Renovasi kendang sapi pun ia lakukan pada tahun 2007, ia memperluas kandangnya
sebanyak 3 kali lipat, dan membeli lagi sapi dengan jumlah yang banyak. Ia memperkejakan
lagi 3 orang untuk menghandle itu. Kemudian pada tahun yang sama di akhir tahun ia juga
memperluas bangunan penggilingan padinya. Toko kelontong yang masih terbilang sempit
saat itu dan barang dagangan yang semakin bervariasi tentu snagatlah sesak dan hanya bisa
dimasuki oleh 1 pembeli saja yang ingin melihat-lihat ke dalam. Dan akhirnya pada saat itu
karena pembangunan belum selesai, ia masih menggunakan ruang tamu sebagai toko
cadangannya yaitu tempat aneka jajanan snack, dan minuman serta baju-baju keseharian,
seperti daster, baju bayi, dan baju anak-anak.
2 tahun berikutnya ia mendirikan bangunan yang besar dan luas, juga tinggi di
seberang rumahnya. Bangunan itu dikerjakan selama setengah tahun dengan desain dan
penata tata letak yang modern serta minimalis.

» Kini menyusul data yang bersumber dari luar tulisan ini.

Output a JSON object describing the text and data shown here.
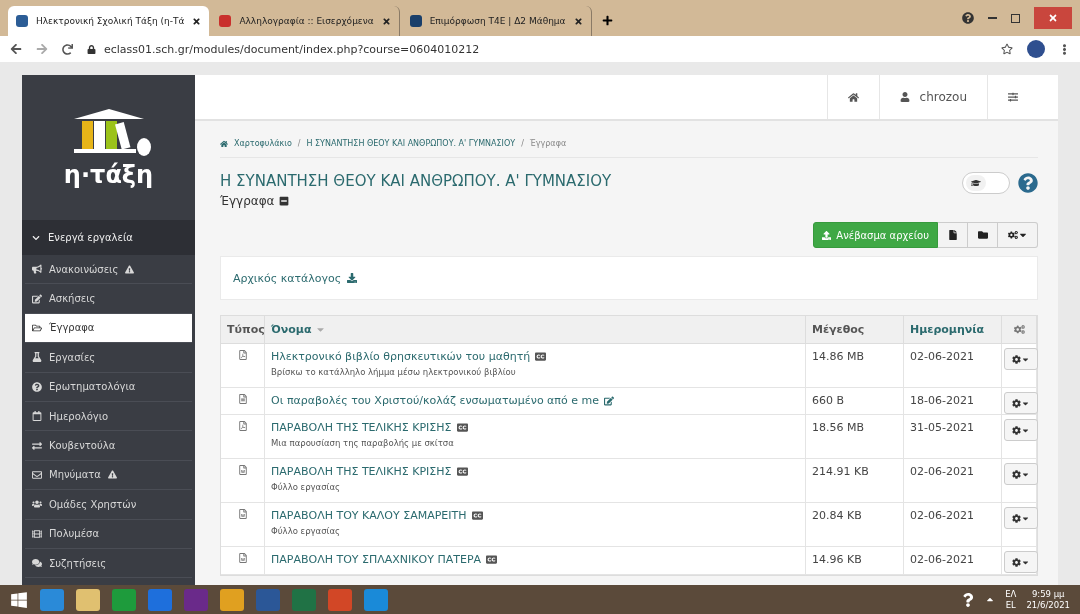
{
  "browser": {
    "tabs": [
      {
        "title": "Ηλεκτρονική Σχολική Τάξη (η-Τά",
        "selected": true,
        "kind": "etaxi"
      },
      {
        "title": "Αλληλογραφία :: Εισερχόμενα",
        "selected": false,
        "kind": "mail"
      },
      {
        "title": "Επιμόρφωση Τ4Ε | Δ2 Μάθημα",
        "selected": false,
        "kind": "t4e"
      }
    ],
    "address": "eclass01.sch.gr/modules/document/index.php?course=0604010212"
  },
  "sidebar": {
    "logo_text": "η·τάξη",
    "section": {
      "label": "Ενεργά εργαλεία",
      "expanded": true
    },
    "items": [
      {
        "label": "Ανακοινώσεις",
        "warning": true,
        "selected": false
      },
      {
        "label": "Ασκήσεις",
        "warning": false,
        "selected": false
      },
      {
        "label": "Έγγραφα",
        "warning": false,
        "selected": true
      },
      {
        "label": "Εργασίες",
        "warning": false,
        "selected": false
      },
      {
        "label": "Ερωτηματολόγια",
        "warning": false,
        "selected": false
      },
      {
        "label": "Ημερολόγιο",
        "warning": false,
        "selected": false
      },
      {
        "label": "Κουβεντούλα",
        "warning": false,
        "selected": false
      },
      {
        "label": "Μηνύματα",
        "warning": true,
        "selected": false
      },
      {
        "label": "Ομάδες Χρηστών",
        "warning": false,
        "selected": false
      },
      {
        "label": "Πολυμέσα",
        "warning": false,
        "selected": false
      },
      {
        "label": "Συζητήσεις",
        "warning": false,
        "selected": false
      }
    ]
  },
  "topbar": {
    "user": "chrozou"
  },
  "breadcrumb_separator": "/",
  "breadcrumb": [
    "Χαρτοφυλάκιο",
    "Η ΣΥΝΑΝΤΗΣΗ ΘΕΟΥ ΚΑΙ ΑΝΘΡΩΠΟΥ. Α' ΓΥΜΝΑΣΙΟΥ",
    "Έγγραφα"
  ],
  "course_title": "Η ΣΥΝΑΝΤΗΣΗ ΘΕΟΥ ΚΑΙ ΑΝΘΡΩΠΟΥ. Α' ΓΥΜΝΑΣΙΟΥ",
  "page_title": "Έγγραφα",
  "student_view": {
    "on": false
  },
  "upload_button": "Ανέβασμα αρχείου",
  "folder": "Αρχικός κατάλογος",
  "table": {
    "columns": [
      "Τύπος",
      "Όνομα",
      "Μέγεθος",
      "Ημερομηνία"
    ],
    "rows": [
      {
        "kind": "pdf",
        "name": "Ηλεκτρονικό βιβλίο θρησκευτικών του μαθητή",
        "licensed": true,
        "description": "Βρίσκω το κατάλληλο λήμμα μέσω ηλεκτρονικού βιβλίου",
        "size": "14.86 MB",
        "date": "02-06-2021"
      },
      {
        "kind": "link",
        "name": "Οι παραβολές του Χριστού/κολάζ ενσωματωμένο από e me",
        "editable": true,
        "size": "660 B",
        "date": "18-06-2021"
      },
      {
        "kind": "pdf",
        "name": "ΠΑΡΑΒΟΛΗ ΤΗΣ ΤΕΛΙΚΗΣ ΚΡΙΣΗΣ",
        "licensed": true,
        "description": "Μια παρουσίαση της παραβολής με σκίτσα",
        "size": "18.56 MB",
        "date": "31-05-2021"
      },
      {
        "kind": "word",
        "name": "ΠΑΡΑΒΟΛΗ ΤΗΣ ΤΕΛΙΚΗΣ ΚΡΙΣΗΣ",
        "licensed": true,
        "description": "Φύλλο εργασίας",
        "size": "214.91 KB",
        "date": "02-06-2021"
      },
      {
        "kind": "word",
        "name": "ΠΑΡΑΒΟΛΗ ΤΟΥ ΚΑΛΟΥ ΣΑΜΑΡΕΙΤΗ",
        "licensed": true,
        "description": "Φύλλο εργασίας",
        "size": "20.84 KB",
        "date": "02-06-2021"
      },
      {
        "kind": "word",
        "name": "ΠΑΡΑΒΟΛΗ ΤΟΥ ΣΠΛΑΧΝΙΚΟΥ ΠΑΤΕΡΑ",
        "licensed": true,
        "size": "14.96 KB",
        "date": "02-06-2021"
      }
    ]
  },
  "taskbar": {
    "lang_top": "ΕΛ",
    "lang_bottom": "EL",
    "time": "9:59 μμ",
    "date": "21/6/2021"
  }
}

Sangat nyaman walaupun dihuni oleh banyak
pelanggan. Kini, toko itu juga semakin mengembangkan barang dagangannya, mereka
menambahkan fashion wanita pria untuk segala usia, peralatan bayi lengkap, obat-obatan
untuk persawahan dan pertamabakan, alat-alat untuk persawahan, alat kosmetik dari berbagai
merk, segala jenis minuman, alat kebersihan, berbagai jenis alat plastic untuk hajatan dan
non hajatan, dan bahkan alat tulis lengkap juga tersedia. Pada tahun ini jumlah ayam beliau
sudah mencapai 5000 ekor, dan 47 sapi. Dan omset kotor hampir 100 juta tiap bulannya.
Hambatan beliau dalam usaha tentu banyak, pemeriksaan hewan peliharaan untuk
menjaga kualitas kesehatan hewan itu selalu rutin dilakukan. Tetapi adakalanya hewn
terjangkit virus dan mati massal secara tiba- tiba. Harga sembako, dan bahan makanan,
seperti bumbu dapur yang naik turun tentu juga menjadi kebingungan bagi H. supar dan
istrinya, karena takut terjadi hal- hal yang bahkan menjadikan rugi. Harga beras yang murah
juga seringkali menjadikan macet dalam perputaran usaha penggilingan padinya.
Ketika saya tanyai beliau mengenai kepuasan telah sampai pada titik ini, beliau
menjawab “pengusaha tidak akan pernah mengenal kata puas, keberuntungan selalu menjadi
ingin kita lebih jauh melangkah lagi dan mengepakkan sayap lebih luas lagi. Kuncinya adalah
tetap bersyukur, selalu kurang dan merasa tidak pernah cukup adalah sifat manusia pada
umumnya, dan jangan sampai kita diperdaya oleh hal-hal seperti itu. Jadikanlah bekerja
sebagai sarana untuk menunggu waktu sholat”
Harapan kedepannya adalah dengan usahanya ia dapat lebih mempermudah orang
disekitarnya, dan menjadikan perekonomian Desa lebih baik dengan memperkejakan orang-
orang disini. Serta sebagai asset dirinya dan keluarganya untuk masa yang akan datang.